The above example has been kept simple to help you see what each piece of the Broadway puzzle does, and enable you to get started with your own Broadway project. As your project increases in scope, I recommend looking at the source code of the BroadwayRabbitMQ and BroadwaySQS projects.
“At its simplest, all of computing is moving data from one place to another.” If only it were that simple. Even when working with consistent and clean data there are still countless considerations and limitations standing in the way of “moving data from one place to another.” Unreliable network, inaccessible servers, malicious activity, and legacy code all play havoc with your processes. As they say, “The devil is in the details,” and nowhere is this more true than in computing.
While still not as simple as just “moving data from one place to another,”
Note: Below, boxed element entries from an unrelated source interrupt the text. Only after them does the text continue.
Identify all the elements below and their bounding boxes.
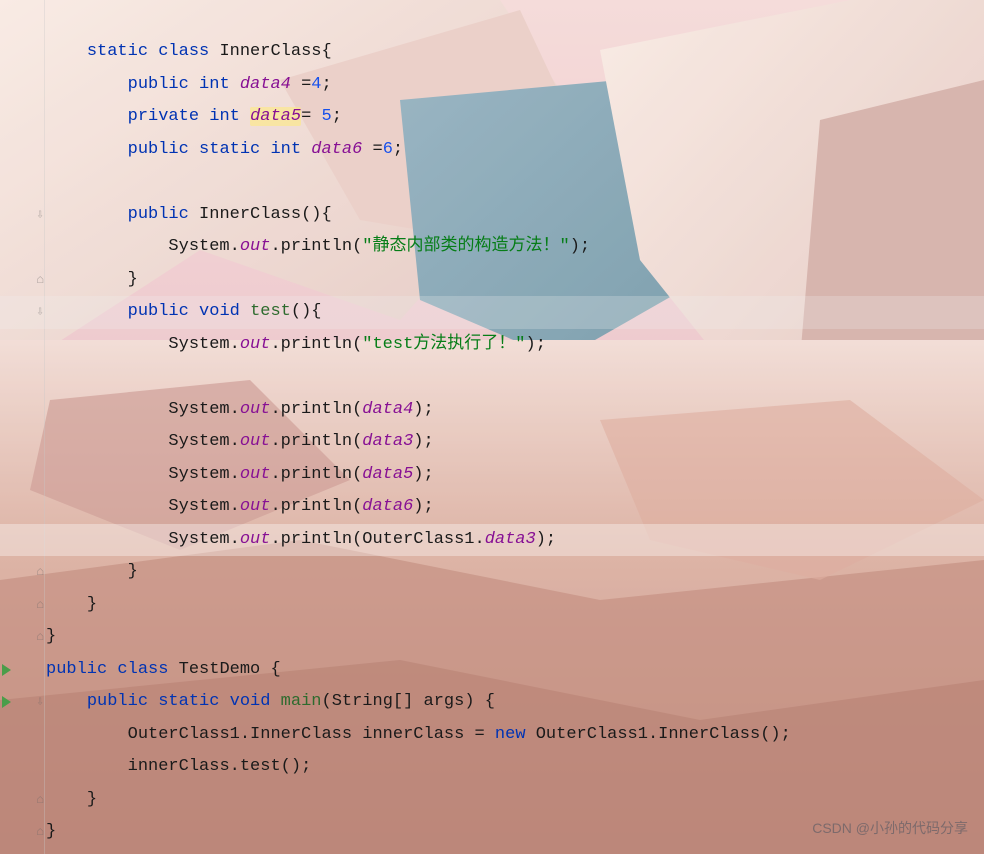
code-line[interactable]: System.out.println(data5); — [0, 459, 984, 492]
code-line[interactable]: ⇩ public void test(){ — [0, 296, 984, 329]
gutter[interactable] — [0, 751, 46, 784]
fold-icon[interactable]: ⇩ — [36, 296, 44, 329]
gutter[interactable] — [0, 231, 46, 264]
code-line[interactable]: ⌂ } — [0, 621, 984, 654]
code-content[interactable]: System.out.println(data4); — [46, 394, 434, 427]
code-content[interactable]: OuterClass1.InnerClass innerClass = new … — [46, 719, 791, 752]
code-content[interactable]: System.out.println(data6); — [46, 491, 434, 524]
code-line[interactable]: public static int data6 =6; — [0, 134, 984, 167]
fold-icon[interactable]: ⌂ — [36, 556, 44, 589]
code-content[interactable]: System.out.println(data5); — [46, 459, 434, 492]
fold-icon[interactable]: ⌂ — [36, 589, 44, 622]
gutter[interactable]: ⇩ — [0, 296, 46, 329]
code-line[interactable]: innerClass.test(); — [0, 751, 984, 784]
code-line-current[interactable]: System.out.println(OuterClass1.data3); — [0, 524, 984, 557]
fold-icon[interactable]: ⌂ — [36, 264, 44, 297]
gutter[interactable] — [0, 101, 46, 134]
code-content[interactable]: System.out.println(OuterClass1.data3); — [46, 524, 556, 557]
code-line[interactable]: ⌂ } — [0, 589, 984, 622]
code-editor[interactable]: static class InnerClass{ public int data… — [0, 0, 984, 849]
watermark: CSDN @小孙的代码分享 — [812, 812, 968, 845]
gutter[interactable] — [0, 426, 46, 459]
code-line[interactable]: private int data5= 5; — [0, 101, 984, 134]
code-line[interactable]: OuterClass1.InnerClass innerClass = new … — [0, 719, 984, 752]
code-content[interactable]: } — [46, 556, 138, 589]
code-content[interactable]: } — [46, 264, 138, 297]
code-content[interactable]: System.out.println(data3); — [46, 426, 434, 459]
code-content[interactable]: public InnerClass(){ — [46, 199, 332, 232]
gutter[interactable] — [0, 719, 46, 752]
gutter[interactable] — [0, 36, 46, 69]
code-line[interactable]: System.out.println(data6); — [0, 491, 984, 524]
fold-icon[interactable]: ⇩ — [36, 686, 44, 719]
run-icon[interactable] — [2, 696, 11, 708]
gutter[interactable]: ⌂ — [0, 816, 46, 849]
gutter[interactable]: ⇩ — [0, 199, 46, 232]
gutter[interactable] — [0, 166, 46, 199]
fold-icon[interactable]: ⌂ — [36, 816, 44, 849]
code-line[interactable]: System.out.println("静态内部类的构造方法！"); — [0, 231, 984, 264]
code-line[interactable]: System.out.println(data4); — [0, 394, 984, 427]
code-content[interactable]: innerClass.test(); — [46, 751, 311, 784]
code-content[interactable]: System.out.println("静态内部类的构造方法！"); — [46, 231, 590, 264]
gutter[interactable]: ⇩ — [0, 686, 46, 719]
code-content[interactable]: public static void main(String[] args) { — [46, 686, 495, 719]
highlighted-identifier: data5 — [250, 107, 301, 126]
code-line-empty[interactable] — [0, 361, 984, 394]
gutter[interactable] — [0, 134, 46, 167]
gutter[interactable] — [0, 329, 46, 362]
run-icon[interactable] — [2, 664, 11, 676]
code-content[interactable]: public class TestDemo { — [46, 654, 281, 687]
code-line[interactable]: System.out.println("test方法执行了！"); — [0, 329, 984, 362]
gutter[interactable] — [0, 491, 46, 524]
gutter[interactable] — [0, 394, 46, 427]
code-line[interactable]: ⌂ } — [0, 556, 984, 589]
fold-icon[interactable]: ⌂ — [36, 621, 44, 654]
code-content[interactable]: public int data4 =4; — [46, 69, 332, 102]
gutter[interactable] — [0, 69, 46, 102]
code-content[interactable]: } — [46, 816, 56, 849]
code-line[interactable]: ⌂ } — [0, 264, 984, 297]
code-content[interactable]: public void test(){ — [46, 296, 321, 329]
code-content[interactable]: public static int data6 =6; — [46, 134, 403, 167]
code-line[interactable]: ⇩ public static void main(String[] args)… — [0, 686, 984, 719]
gutter[interactable] — [0, 654, 46, 687]
code-content[interactable]: } — [46, 784, 97, 817]
code-line[interactable]: ⇩ public InnerClass(){ — [0, 199, 984, 232]
gutter[interactable]: ⌂ — [0, 621, 46, 654]
gutter[interactable] — [0, 459, 46, 492]
code-line[interactable]: public int data4 =4; — [0, 69, 984, 102]
gutter[interactable] — [0, 524, 46, 557]
gutter[interactable]: ⌂ — [0, 556, 46, 589]
code-content[interactable]: System.out.println("test方法执行了！"); — [46, 329, 546, 362]
code-content[interactable]: static class InnerClass{ — [46, 36, 332, 69]
code-content[interactable]: } — [46, 589, 97, 622]
gutter[interactable]: ⌂ — [0, 589, 46, 622]
gutter[interactable] — [0, 361, 46, 394]
fold-icon[interactable]: ⌂ — [36, 784, 44, 817]
code-content[interactable]: private int data5= 5; — [46, 101, 342, 134]
gutter[interactable]: ⌂ — [0, 264, 46, 297]
fold-icon[interactable]: ⇩ — [36, 199, 44, 232]
code-line[interactable]: System.out.println(data3); — [0, 426, 984, 459]
gutter[interactable]: ⌂ — [0, 784, 46, 817]
code-line[interactable]: static class InnerClass{ — [0, 36, 984, 69]
code-line[interactable]: public class TestDemo { — [0, 654, 984, 687]
code-line-empty[interactable] — [0, 166, 984, 199]
code-content[interactable]: } — [46, 621, 56, 654]
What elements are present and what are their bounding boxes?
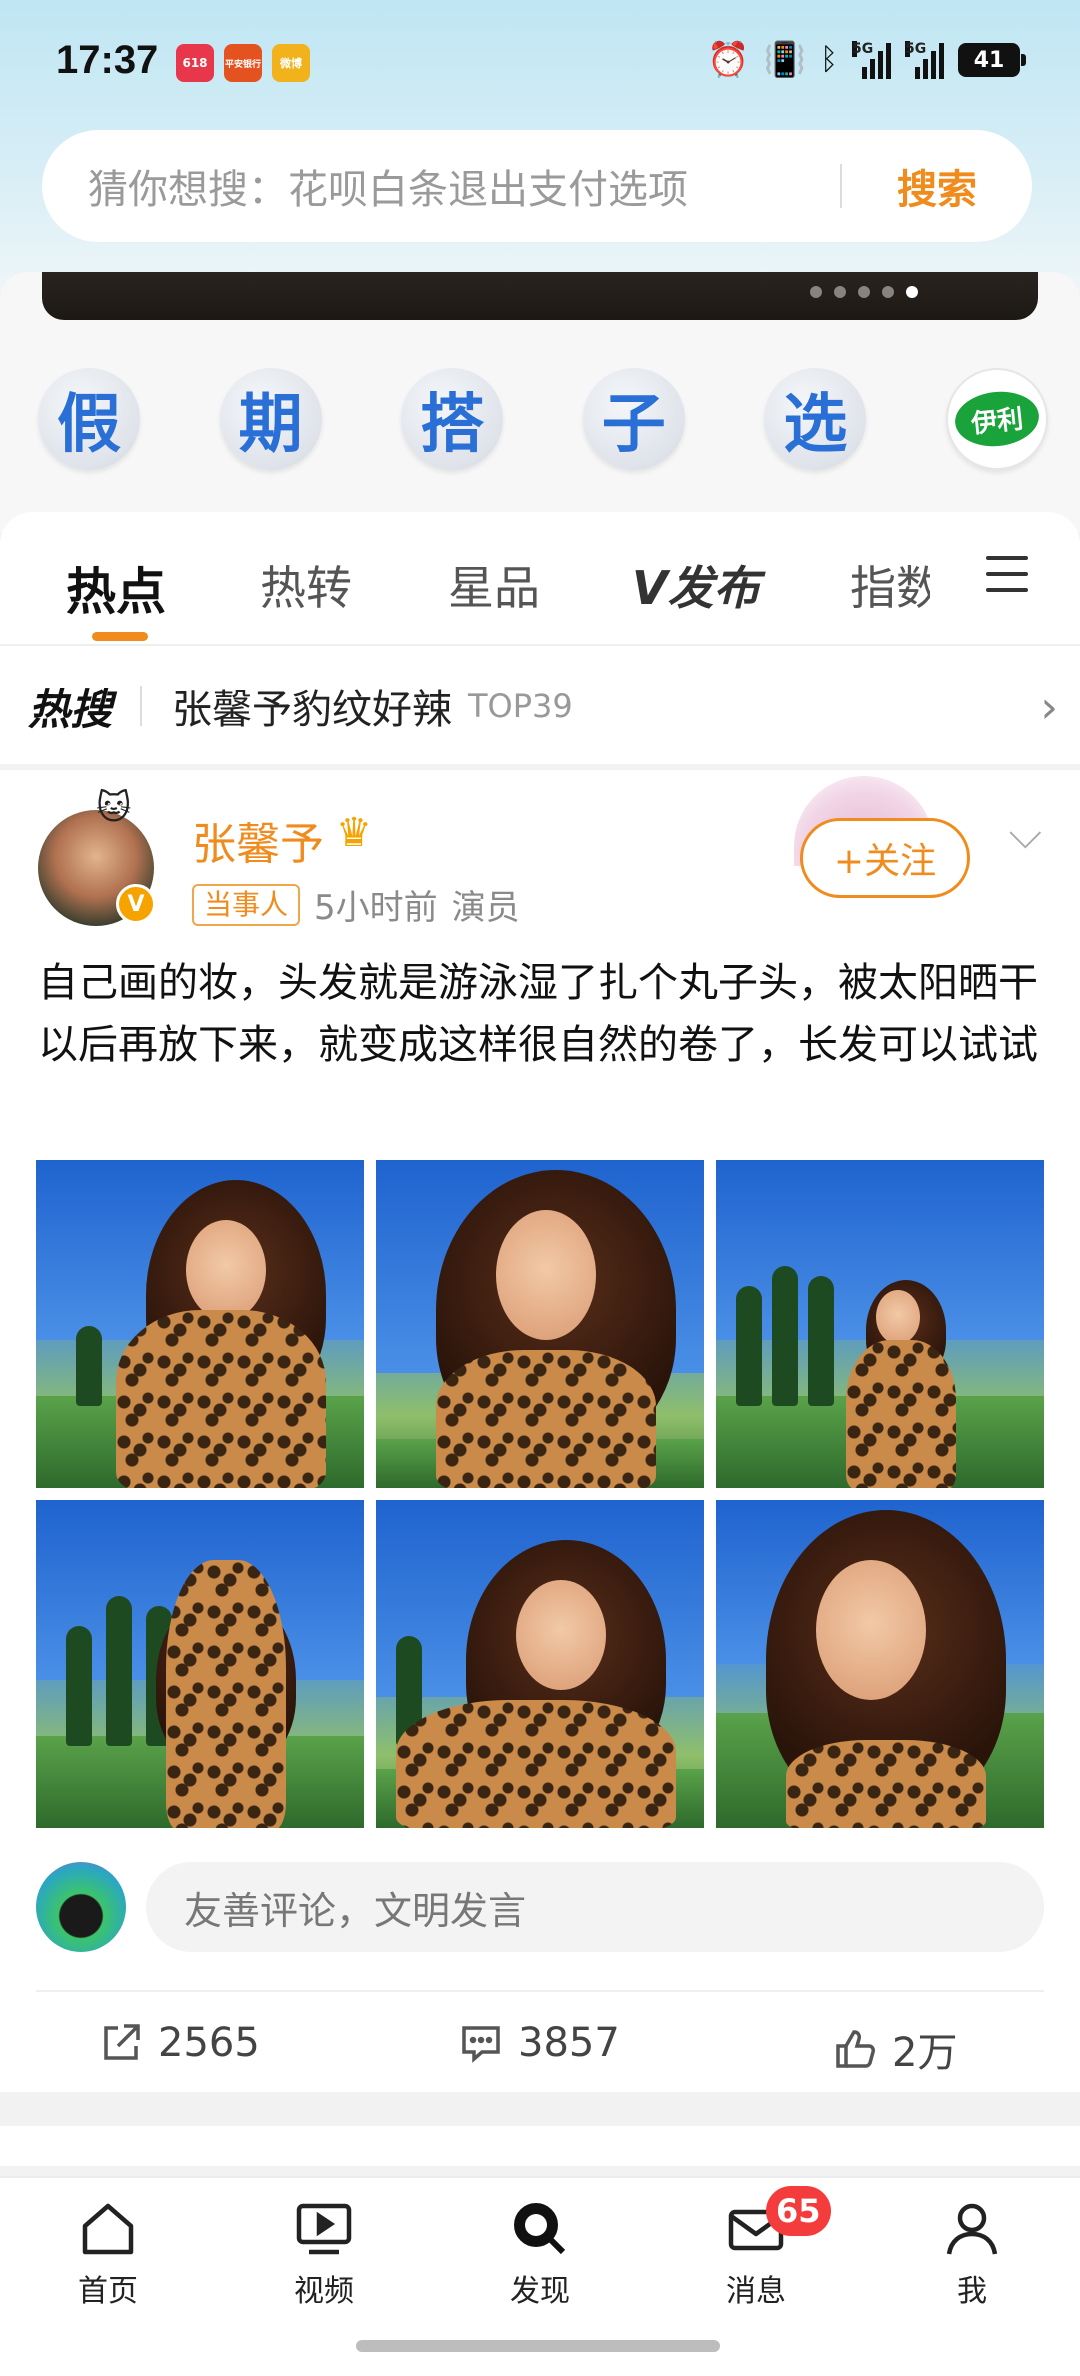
topic-circle-row: 假 期 搭 子 选 伊利 bbox=[38, 368, 1048, 470]
topic-circle[interactable]: 假 bbox=[38, 368, 140, 470]
current-user-avatar[interactable] bbox=[36, 1862, 126, 1952]
weibo-icon: 微博 bbox=[272, 44, 310, 82]
bluetooth-icon: ᛒ bbox=[820, 42, 838, 77]
video-icon bbox=[296, 2203, 352, 2255]
nav-video-label: 视频 bbox=[294, 2274, 354, 2309]
pingan-bank-icon: 平安银行 bbox=[224, 44, 262, 82]
nav-profile-label: 我 bbox=[957, 2274, 987, 2309]
post-text: 自己画的妆，头发就是游泳湿了扎个丸子头，被太阳晒干以后再放下来，就变成这样很自然… bbox=[38, 960, 1038, 1068]
signal-icon: 5G bbox=[905, 41, 944, 79]
like-button[interactable]: 2万 bbox=[832, 2020, 957, 2078]
author-name[interactable]: 张馨予 bbox=[192, 808, 324, 872]
share-button[interactable]: 2565 bbox=[98, 2020, 260, 2066]
avatar-decoration-icon: 🐱 bbox=[96, 788, 132, 828]
menu-icon[interactable] bbox=[986, 556, 1028, 592]
feed-gap bbox=[0, 2096, 1080, 2126]
alarm-icon: ⏰ bbox=[707, 40, 750, 80]
post-image[interactable] bbox=[716, 1500, 1044, 1828]
chevron-right-icon: › bbox=[1040, 682, 1058, 733]
status-system-icons: ⏰ 📳 ᛒ 5G 5G 41 bbox=[707, 40, 1026, 80]
carousel-dots bbox=[810, 286, 918, 298]
nav-home[interactable]: 首页 bbox=[38, 2196, 178, 2310]
tab-active-indicator bbox=[92, 632, 148, 641]
chevron-down-icon[interactable]: ⌵ bbox=[1009, 808, 1042, 859]
vibrate-icon: 📳 bbox=[763, 40, 806, 80]
home-indicator[interactable] bbox=[356, 2340, 720, 2352]
tab-hot[interactable]: 热点 bbox=[66, 552, 166, 624]
nav-discover[interactable]: 发现 bbox=[470, 2196, 610, 2310]
topic-circle[interactable]: 子 bbox=[582, 368, 685, 470]
topic-circle[interactable]: 选 bbox=[764, 368, 867, 470]
post-meta: 当事人 5小时前 演员 bbox=[192, 880, 520, 929]
yili-logo-icon: 伊利 bbox=[952, 387, 1042, 451]
post-time: 5小时前 bbox=[314, 888, 438, 928]
hot-search-divider bbox=[140, 686, 142, 726]
brand-circle[interactable]: 伊利 bbox=[945, 368, 1048, 470]
comment-input[interactable]: 友善评论，文明发言 bbox=[146, 1862, 1044, 1952]
verified-badge-icon: V bbox=[116, 884, 156, 924]
post-image[interactable] bbox=[36, 1160, 364, 1488]
post-image[interactable] bbox=[376, 1500, 704, 1828]
post-image[interactable] bbox=[376, 1160, 704, 1488]
author-profession: 演员 bbox=[451, 888, 520, 928]
search-bar[interactable]: 猜你想搜：花呗白条退出支付选项 搜索 bbox=[42, 130, 1032, 242]
tab-index[interactable]: 指数 bbox=[850, 552, 930, 618]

Broadway does manage to lift several burdens from the developer’s shoulders:
back-pressure, acknowledgements, batching, auto-restarts, graceful shutdowns,
partitioning, with still more to come. Seven years ago, José’s idea was to chain
Stream.async()
functions together. It makes you wonder what Elixir’s data
processing will look like in another seven years.